Many economists are betting Japan will ease monetary policy this week to pull the country out of a shallow recession, a Reuters poll showed.
Japan’s economy recovered earlier this year from damage caused by March 2011’s devastating earthquake, tsunami and subsequent nuclear crisis on spending for reconstruction.
As that boost tapered off, and the global slowdown hit Japan’s export markets harder, the economy suffered a second straight quarterly contraction in July-September, putting it in a technical recession.
Offering a glimmer of hope, sentiment in the auto industry, a core part of Japan’s manufacturing base, improved to 60 in the fourth quarter from 50.
As uncertainty over the global economy persists, with the so-called “fiscal cliff” impasse in the US now adding to the debt crisis in Europe, companies in defensive industries such as food showed more positive sentiment.
Asian companies are closely awaiting the result of last-minute negotiations in Washington on the fiscal cliff — nearly $600 billion of tax increases and spending cuts set to take effect in January that could cause a sharp slowdown in growth or even tip the US into recession.
“Generally in Southeast Asia we are focusing on the consumer sector due to rising wages, the infrastructure/construction sector, property developers, some insurance companies as they have very low valuations and good growth prospects due to low starting value,” said Mykknen.
The food sector was the most positive among industries, with a reading of 77 compared with 73 in the third quarter, followed by the drug sector with a reading of 72, although that was a decline from the 80 recorded in the third quarter.

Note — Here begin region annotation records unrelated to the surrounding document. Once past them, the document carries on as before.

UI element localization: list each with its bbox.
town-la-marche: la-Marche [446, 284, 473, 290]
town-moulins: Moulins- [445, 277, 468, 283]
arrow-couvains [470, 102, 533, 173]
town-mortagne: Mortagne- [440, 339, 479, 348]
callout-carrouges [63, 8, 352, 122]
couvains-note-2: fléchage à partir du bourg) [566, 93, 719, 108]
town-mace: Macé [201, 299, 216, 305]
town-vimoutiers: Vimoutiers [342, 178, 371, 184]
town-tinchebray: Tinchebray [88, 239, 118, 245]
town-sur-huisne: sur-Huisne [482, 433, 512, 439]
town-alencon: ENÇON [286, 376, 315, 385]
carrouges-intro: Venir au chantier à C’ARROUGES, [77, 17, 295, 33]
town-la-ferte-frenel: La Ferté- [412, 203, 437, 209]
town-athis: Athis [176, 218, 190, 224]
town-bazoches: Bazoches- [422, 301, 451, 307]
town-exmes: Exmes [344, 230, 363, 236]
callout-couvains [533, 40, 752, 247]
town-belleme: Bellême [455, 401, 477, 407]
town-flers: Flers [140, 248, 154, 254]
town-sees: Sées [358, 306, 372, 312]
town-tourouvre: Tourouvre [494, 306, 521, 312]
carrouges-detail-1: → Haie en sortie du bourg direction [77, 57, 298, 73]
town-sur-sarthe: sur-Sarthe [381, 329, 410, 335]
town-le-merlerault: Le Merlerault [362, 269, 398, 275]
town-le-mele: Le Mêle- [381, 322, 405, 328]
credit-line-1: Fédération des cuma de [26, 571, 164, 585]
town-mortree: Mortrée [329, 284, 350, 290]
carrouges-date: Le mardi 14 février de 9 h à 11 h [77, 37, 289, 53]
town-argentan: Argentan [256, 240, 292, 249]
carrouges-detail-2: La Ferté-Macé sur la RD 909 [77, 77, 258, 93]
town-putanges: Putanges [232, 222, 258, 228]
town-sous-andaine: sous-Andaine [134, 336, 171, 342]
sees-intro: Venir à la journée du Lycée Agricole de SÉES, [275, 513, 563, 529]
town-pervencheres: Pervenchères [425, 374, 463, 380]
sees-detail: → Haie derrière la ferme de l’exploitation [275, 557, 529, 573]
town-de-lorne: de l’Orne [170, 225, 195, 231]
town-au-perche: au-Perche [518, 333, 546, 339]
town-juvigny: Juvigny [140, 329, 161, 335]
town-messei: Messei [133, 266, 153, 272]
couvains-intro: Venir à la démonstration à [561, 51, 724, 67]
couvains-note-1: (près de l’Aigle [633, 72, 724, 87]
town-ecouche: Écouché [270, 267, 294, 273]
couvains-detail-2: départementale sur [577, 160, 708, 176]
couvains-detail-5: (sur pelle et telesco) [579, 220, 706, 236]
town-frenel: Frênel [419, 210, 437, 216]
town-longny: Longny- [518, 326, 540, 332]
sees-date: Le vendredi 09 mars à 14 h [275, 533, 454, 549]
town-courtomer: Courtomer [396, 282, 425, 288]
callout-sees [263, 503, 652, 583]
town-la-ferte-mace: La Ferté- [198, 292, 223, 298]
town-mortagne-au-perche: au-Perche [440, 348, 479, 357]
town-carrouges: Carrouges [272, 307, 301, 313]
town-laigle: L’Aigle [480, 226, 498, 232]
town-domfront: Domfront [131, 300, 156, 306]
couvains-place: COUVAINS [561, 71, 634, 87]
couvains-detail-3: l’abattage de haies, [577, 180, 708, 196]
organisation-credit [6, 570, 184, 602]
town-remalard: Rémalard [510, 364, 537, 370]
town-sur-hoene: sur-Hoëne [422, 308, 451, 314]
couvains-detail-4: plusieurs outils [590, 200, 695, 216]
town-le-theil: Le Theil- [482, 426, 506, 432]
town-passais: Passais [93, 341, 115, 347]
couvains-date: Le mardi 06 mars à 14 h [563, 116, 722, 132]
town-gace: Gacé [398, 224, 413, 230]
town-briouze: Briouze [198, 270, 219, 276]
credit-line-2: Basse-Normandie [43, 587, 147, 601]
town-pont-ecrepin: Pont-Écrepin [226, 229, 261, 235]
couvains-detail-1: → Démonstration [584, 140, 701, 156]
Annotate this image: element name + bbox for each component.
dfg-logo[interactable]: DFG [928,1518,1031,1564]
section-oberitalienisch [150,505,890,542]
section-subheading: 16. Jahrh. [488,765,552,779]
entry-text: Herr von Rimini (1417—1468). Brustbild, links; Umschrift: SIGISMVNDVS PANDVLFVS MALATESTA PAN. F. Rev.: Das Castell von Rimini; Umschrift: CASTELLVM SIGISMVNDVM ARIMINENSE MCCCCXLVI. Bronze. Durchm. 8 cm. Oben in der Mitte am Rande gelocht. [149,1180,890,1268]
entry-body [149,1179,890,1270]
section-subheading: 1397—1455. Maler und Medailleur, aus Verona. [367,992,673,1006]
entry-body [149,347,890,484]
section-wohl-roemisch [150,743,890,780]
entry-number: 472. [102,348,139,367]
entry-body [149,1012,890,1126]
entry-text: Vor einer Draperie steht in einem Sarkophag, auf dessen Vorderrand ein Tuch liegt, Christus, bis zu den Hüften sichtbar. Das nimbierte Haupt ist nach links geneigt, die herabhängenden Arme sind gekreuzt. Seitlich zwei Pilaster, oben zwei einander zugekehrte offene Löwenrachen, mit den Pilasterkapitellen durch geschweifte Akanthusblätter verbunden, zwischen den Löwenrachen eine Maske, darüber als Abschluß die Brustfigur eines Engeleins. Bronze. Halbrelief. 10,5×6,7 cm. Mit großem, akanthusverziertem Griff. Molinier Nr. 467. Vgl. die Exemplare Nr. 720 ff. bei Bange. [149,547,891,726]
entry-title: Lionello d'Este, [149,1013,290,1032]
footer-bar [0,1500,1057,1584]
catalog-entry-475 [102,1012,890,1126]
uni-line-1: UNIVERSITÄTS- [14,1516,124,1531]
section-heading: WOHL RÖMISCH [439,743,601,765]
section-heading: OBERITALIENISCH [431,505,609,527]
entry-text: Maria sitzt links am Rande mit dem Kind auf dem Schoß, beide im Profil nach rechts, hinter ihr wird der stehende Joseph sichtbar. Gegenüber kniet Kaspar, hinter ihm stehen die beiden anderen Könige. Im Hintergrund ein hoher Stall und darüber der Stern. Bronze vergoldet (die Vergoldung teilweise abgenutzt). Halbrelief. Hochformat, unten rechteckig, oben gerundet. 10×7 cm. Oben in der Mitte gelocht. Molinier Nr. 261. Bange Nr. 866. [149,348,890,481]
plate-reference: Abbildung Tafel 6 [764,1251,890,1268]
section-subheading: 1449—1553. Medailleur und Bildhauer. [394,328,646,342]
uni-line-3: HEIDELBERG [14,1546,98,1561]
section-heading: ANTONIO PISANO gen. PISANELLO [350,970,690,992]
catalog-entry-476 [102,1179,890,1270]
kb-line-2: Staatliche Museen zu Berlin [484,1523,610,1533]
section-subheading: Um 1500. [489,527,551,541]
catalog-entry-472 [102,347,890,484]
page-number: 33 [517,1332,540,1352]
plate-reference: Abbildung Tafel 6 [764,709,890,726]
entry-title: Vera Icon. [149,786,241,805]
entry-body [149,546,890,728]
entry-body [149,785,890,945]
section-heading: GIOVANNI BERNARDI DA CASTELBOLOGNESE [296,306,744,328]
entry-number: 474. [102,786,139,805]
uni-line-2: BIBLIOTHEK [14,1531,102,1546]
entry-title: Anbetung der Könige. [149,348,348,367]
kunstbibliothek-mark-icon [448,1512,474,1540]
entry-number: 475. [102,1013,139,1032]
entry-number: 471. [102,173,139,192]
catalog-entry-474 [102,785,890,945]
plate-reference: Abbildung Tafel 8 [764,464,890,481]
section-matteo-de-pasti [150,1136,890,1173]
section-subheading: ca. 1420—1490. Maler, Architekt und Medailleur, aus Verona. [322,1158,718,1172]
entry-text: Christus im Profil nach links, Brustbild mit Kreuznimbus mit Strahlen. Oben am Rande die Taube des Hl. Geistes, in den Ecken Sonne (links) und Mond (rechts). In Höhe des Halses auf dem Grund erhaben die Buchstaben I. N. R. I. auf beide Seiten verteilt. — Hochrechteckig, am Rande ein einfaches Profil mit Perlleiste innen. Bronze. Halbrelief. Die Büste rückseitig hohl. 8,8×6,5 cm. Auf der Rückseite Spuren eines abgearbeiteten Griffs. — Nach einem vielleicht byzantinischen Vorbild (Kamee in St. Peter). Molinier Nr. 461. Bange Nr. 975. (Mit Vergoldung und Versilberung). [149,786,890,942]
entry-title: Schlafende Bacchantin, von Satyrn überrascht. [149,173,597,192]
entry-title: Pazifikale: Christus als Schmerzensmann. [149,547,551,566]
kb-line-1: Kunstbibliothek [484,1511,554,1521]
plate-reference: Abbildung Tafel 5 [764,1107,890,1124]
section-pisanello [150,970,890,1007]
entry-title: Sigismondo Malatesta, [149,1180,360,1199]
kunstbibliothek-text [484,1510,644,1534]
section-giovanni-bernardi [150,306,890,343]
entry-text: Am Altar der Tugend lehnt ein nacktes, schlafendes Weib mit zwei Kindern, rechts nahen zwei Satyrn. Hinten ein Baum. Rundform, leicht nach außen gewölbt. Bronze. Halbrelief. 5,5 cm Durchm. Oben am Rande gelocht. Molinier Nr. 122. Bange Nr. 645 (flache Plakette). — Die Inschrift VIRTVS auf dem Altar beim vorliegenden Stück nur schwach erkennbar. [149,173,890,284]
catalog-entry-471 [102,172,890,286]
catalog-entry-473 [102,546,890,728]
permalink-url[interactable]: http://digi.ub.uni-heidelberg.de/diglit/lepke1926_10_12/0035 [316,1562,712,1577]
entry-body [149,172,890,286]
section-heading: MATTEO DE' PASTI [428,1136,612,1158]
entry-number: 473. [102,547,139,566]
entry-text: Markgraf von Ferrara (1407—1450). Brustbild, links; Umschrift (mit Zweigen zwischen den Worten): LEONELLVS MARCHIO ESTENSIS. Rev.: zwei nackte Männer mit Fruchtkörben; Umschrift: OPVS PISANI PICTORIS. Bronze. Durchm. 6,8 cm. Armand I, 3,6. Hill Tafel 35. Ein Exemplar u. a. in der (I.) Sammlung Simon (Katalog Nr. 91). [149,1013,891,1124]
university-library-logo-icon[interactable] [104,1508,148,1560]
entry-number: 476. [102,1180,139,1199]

The retail sector also posted a solid improvement, with its index reading rising to 75 from 50 in the third quarter, with four participants saying they were positive and the remaining four neutral, as the industry gears up for the year-end shopping season.
Fast Retailing Co. Ltd, the operator of the Uniqlo casual clothing chain, reported a nearly 14 percent jump in November same store sales in Japan due to strong sales of its down jackets and winter wear. Its shares hit 2012 highs this week, fueled by solid earnings recovery.
The shipping industry also saw an improved reading to 67 from 50, with none of the six shipping companies polled being bearish. None of them said they were worried about rising costs or foreign exchange volatility, and most of expected customer payments to remain the same.
In contrast, the airline and building sectors were the most negative with index readings of 0 and 25 respectively.
High fuel prices and regulatory uncertainty remain concerns for Asia-Pacific air carriers, while global economic uncertainty threatens to curb long-haul travel.